What is inflation, anyway? Ronald Cooke looks at the damned lies and self-serving statistics that underpin the official Consumer Price Index.

Jim Patterson reads the stockmarket runes and concludes:

Sub-Prime issues have been discounted. With overall market returns compressed the downside is limited. We expect a better market in the weeks and months ahead.

In his slightly starchy prose, The Contrarian Investor agrees with Patterson, up to a point, but also gives a serious warning:

1. In today’s market, the probability of the market going up is higher than the probability of it coming down. Hence, it is rightly called a bull market.

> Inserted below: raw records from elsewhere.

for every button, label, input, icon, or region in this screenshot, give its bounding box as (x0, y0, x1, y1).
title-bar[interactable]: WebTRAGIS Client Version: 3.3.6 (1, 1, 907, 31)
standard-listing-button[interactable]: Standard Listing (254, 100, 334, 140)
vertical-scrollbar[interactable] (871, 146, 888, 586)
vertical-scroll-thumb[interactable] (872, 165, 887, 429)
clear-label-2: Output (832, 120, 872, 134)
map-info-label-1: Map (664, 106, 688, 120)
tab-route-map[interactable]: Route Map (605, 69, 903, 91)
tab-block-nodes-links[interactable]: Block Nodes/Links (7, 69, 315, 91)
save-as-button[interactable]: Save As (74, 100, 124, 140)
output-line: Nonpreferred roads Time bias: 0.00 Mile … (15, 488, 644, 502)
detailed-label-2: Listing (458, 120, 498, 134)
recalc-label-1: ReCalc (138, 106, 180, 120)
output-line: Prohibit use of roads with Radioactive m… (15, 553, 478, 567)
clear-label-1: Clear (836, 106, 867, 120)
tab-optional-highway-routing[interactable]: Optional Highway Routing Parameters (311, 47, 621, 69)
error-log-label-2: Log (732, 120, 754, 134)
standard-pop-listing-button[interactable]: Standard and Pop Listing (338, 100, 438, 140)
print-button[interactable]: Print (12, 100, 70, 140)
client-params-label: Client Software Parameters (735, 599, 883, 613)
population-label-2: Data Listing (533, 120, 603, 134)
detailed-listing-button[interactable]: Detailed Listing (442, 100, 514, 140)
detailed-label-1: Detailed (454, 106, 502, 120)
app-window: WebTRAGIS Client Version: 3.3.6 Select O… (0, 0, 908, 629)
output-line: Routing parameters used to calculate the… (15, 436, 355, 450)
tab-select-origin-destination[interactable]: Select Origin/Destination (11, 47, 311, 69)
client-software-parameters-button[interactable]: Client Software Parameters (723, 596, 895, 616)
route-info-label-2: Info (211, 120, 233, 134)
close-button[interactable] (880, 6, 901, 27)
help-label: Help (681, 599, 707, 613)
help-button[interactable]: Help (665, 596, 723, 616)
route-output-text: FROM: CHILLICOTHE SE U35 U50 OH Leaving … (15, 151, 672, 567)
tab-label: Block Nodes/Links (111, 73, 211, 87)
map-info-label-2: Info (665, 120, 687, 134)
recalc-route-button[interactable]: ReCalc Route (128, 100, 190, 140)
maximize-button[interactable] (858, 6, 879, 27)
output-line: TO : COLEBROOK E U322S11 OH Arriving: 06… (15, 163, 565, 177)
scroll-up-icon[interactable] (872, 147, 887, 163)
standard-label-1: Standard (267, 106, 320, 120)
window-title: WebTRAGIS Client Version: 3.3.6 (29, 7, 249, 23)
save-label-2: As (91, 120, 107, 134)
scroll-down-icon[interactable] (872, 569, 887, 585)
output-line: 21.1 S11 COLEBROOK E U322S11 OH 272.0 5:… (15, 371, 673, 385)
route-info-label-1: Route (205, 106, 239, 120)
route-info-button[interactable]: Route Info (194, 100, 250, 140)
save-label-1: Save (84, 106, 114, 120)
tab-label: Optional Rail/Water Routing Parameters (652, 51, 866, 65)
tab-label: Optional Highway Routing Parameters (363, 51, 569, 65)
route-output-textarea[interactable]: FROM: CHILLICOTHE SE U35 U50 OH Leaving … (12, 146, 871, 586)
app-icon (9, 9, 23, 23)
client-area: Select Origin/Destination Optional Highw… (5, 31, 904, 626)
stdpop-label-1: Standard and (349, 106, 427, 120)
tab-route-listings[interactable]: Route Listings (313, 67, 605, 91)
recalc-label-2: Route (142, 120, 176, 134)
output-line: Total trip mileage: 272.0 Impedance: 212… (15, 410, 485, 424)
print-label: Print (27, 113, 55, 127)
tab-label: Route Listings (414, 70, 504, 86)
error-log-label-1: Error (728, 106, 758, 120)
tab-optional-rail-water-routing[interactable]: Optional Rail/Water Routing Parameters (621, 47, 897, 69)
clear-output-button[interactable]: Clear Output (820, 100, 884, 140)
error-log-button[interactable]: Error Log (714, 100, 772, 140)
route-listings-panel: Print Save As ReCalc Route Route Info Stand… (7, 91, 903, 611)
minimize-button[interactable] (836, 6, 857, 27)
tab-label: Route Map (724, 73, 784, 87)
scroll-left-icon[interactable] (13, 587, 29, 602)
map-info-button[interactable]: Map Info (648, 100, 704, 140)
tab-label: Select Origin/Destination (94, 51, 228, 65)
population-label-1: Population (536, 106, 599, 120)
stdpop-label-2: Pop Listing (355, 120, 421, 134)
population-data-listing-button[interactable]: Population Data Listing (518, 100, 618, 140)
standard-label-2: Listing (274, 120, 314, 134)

2. But should it come down (which is unlikely), it can collapse at extremely great speed and magnitude.

Hence, the stronger and longer this uptrend continues, the greater in magnitude and speed (as in volatility, not timing) the Great Crash III will be. Hence, the coming Great Crash III is a Black Swan event—an improbable but colossal impact event.

The importance of a particular event is the likelihood of it multiplied by its consequences. Black Swan events are events that are (1) highly unlikely and (2) colossal impact/consequences. One common mistake investors (and many professionals) make is to look at the former and forget about the latter i.e. ignore highly unlikely but impactful events.

Therefore, when contrarians are preparing for a crash, it does not necessary mean that they are predicting doom and gloom. Rather, they see the vulnerability of Black Swans and prepare for them.

Wednesday, December 19, 2007

Stockmarket crash on the way?

Clearly, The Contrarian Investor (2 Dec) thinks it's a possibility. So does Frank Barbera, who looks at the jaded market response to interest rate cuts and says:

All investors take heed, you are staring at a market that is NOT responding well to “Good News.” Markets that cannot rally on Good News tend to accelerate downward on any type of bad news, and that is the kind of market which appears to be taking shape.

Wednesday, November 28, 2007

The long-term price of gold

I referred yesterday to an article by Tony Allison, which reproduced a graph of the long-term inflation-adjusted price of gold. Here is the original article from InflationData.com.

It looks to me as if the median price of gold (in 2007 dollars) runs at around $450/oz., but I'd be glad to hear from anyone who can give a better estimate.

And the Contrarian Investor's Journal argues why, even in deflationary times, gold may still be a good choice.